Recorrió los destrozos por última vez. Nada había allí para hacerle cambiar de idea.
«Te estás retrasando. Ve. Hazlo.»
Gordon emprendió la marcha un poco envarado. Pero pronto bajó por el sendero tan rápida y silenciosamente como pudo, abriéndose paso a través de la maleza absolutamente seca.
El fornido jefe de los forajidos había prometido que se lo comerían si volvían a encontrarse.

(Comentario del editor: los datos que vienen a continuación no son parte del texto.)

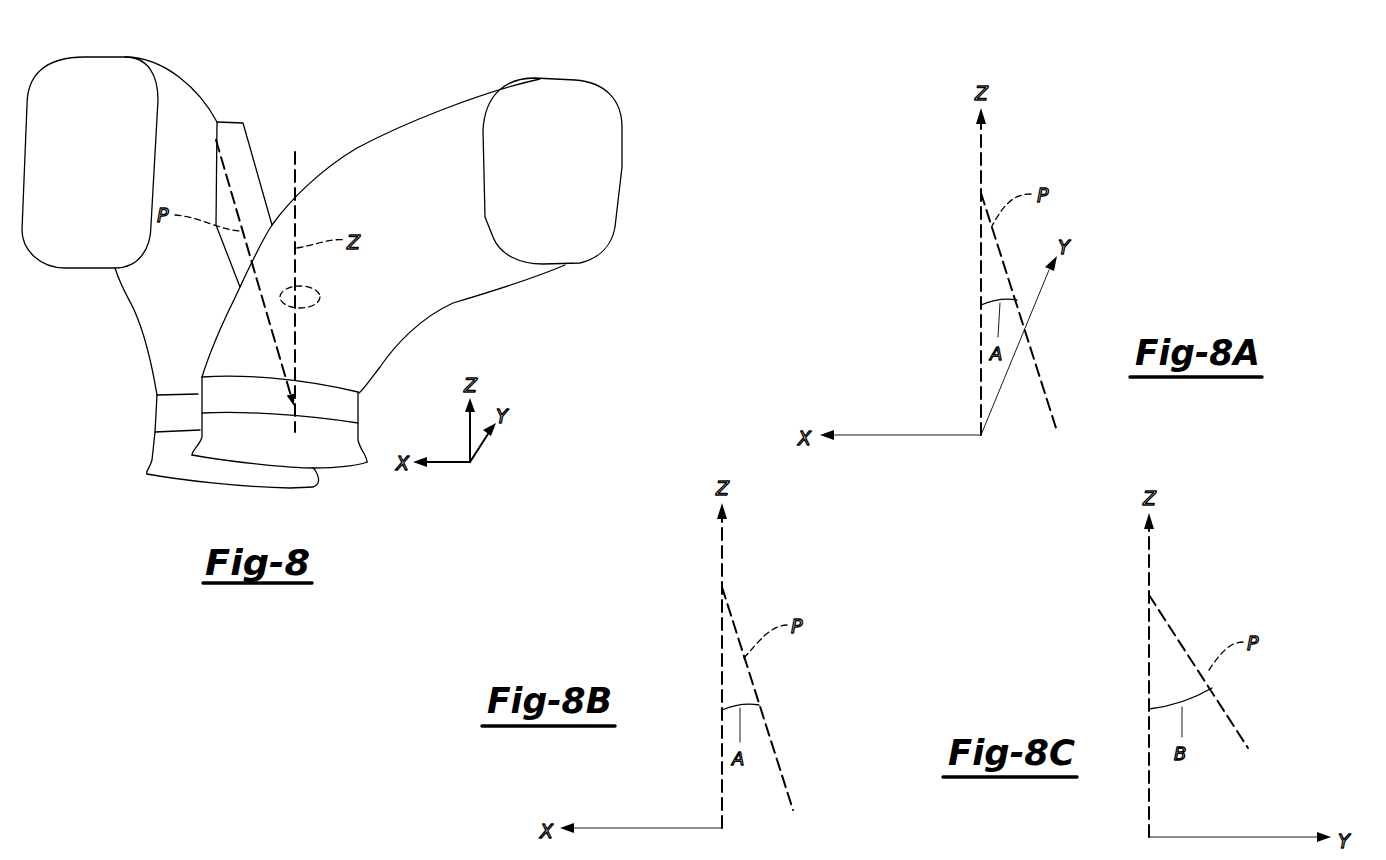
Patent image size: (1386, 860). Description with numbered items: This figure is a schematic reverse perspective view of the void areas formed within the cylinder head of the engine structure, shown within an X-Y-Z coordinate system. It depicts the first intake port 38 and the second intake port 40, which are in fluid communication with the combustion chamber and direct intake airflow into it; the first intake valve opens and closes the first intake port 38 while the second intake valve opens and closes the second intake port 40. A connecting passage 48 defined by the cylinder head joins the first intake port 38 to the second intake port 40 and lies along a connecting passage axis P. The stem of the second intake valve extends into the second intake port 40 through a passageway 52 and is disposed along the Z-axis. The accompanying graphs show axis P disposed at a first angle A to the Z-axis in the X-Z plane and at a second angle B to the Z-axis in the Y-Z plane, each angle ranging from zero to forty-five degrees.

The first intake port 38 is at (165, 93).
The second intake port 40 is at (373, 167).
The connecting passage 48 is at (245, 157).
The passageway 52 is at (322, 297).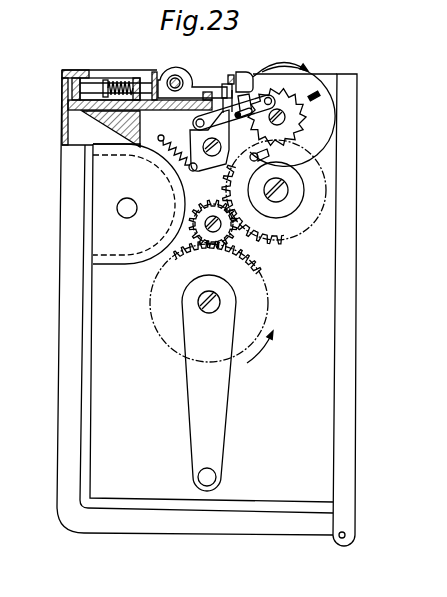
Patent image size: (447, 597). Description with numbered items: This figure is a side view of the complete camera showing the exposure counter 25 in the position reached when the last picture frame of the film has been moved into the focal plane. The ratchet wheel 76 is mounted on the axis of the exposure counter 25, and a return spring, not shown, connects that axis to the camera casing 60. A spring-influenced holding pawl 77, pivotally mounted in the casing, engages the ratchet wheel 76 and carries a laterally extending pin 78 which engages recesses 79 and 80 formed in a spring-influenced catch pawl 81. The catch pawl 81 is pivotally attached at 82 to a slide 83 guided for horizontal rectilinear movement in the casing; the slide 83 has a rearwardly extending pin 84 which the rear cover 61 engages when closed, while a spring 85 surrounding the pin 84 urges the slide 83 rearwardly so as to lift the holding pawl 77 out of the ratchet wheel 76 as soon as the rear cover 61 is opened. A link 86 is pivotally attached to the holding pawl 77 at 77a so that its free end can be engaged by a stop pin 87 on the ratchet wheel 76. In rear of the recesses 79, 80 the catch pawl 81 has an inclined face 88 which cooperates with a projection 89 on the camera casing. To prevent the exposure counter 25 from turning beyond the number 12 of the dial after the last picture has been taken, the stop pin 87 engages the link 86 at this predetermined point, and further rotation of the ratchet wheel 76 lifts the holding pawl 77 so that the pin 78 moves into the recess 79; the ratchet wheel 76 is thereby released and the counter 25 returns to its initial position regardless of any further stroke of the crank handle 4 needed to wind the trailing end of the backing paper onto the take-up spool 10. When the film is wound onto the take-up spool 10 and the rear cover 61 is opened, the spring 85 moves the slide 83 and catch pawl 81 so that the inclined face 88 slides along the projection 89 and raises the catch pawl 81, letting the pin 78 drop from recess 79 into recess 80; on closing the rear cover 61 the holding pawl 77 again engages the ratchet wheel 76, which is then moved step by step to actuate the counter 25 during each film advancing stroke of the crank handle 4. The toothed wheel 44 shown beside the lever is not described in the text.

El canibalismo había sido algo común en los primeros tiempos, y aquellos hombres de montaña podían haber adquirido el gusto por el «gran puerco». Aunque así, tenía que persuadirlos de que un hombre sin nada que perder debe ser tenido en cuenta.

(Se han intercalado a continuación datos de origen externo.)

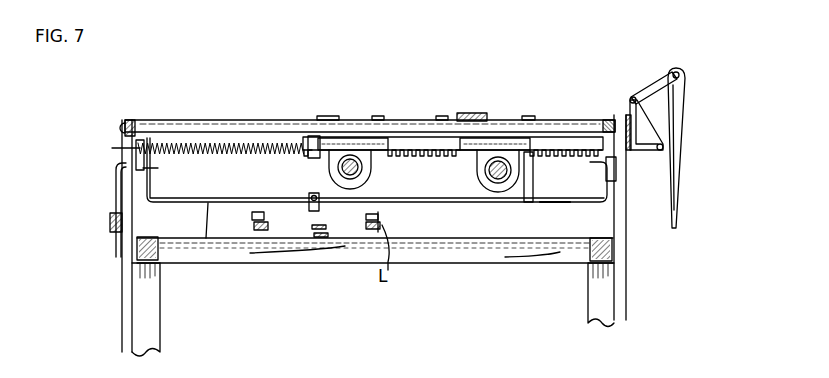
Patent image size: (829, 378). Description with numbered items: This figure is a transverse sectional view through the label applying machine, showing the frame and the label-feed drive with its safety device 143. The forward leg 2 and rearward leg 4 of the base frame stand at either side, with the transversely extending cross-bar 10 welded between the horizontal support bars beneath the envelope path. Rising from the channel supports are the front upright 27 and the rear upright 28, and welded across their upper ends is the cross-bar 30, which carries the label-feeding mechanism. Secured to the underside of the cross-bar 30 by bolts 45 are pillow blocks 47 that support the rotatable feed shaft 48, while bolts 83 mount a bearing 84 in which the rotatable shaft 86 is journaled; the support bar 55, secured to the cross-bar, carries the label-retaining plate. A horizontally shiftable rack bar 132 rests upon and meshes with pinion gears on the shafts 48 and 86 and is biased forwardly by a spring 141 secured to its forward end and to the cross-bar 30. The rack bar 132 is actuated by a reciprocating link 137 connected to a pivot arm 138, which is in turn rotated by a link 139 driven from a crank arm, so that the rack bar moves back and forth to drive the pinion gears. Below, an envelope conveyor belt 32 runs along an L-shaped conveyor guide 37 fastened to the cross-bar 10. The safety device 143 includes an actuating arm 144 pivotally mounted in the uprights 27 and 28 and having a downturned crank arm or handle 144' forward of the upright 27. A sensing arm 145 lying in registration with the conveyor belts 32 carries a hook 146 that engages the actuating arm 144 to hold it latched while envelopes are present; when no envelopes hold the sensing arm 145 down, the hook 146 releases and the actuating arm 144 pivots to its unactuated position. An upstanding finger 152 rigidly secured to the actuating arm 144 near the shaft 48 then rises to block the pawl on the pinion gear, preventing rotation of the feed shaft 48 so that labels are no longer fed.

Durante aproximadamente un kilómetro fue encontrando sus huellas: dos con los suaves contornos de la piel de ciervo y tres de suelas Vibram anteriores a la guerra. Caminaban sin prisas, y no le sería difícil alcanzarlos.
Sin embargo, no era eso lo que se proponía. Trató de recordar su subida por aquel mismo camino esa mañana.
«El camino desciende al serpentear hacia el norte, por la cara este de la montaña, antes de desviarse otra vez hacia el sur y el este penetrando en el desierto valle de abajo.
»Pero, ¿y si atajase por encima del camino principal y atravesara la ladera más arriba? Tal vez lograra caer sobre ellos mientras es aún de día… mientras aún se regocijan y no esperan nada.»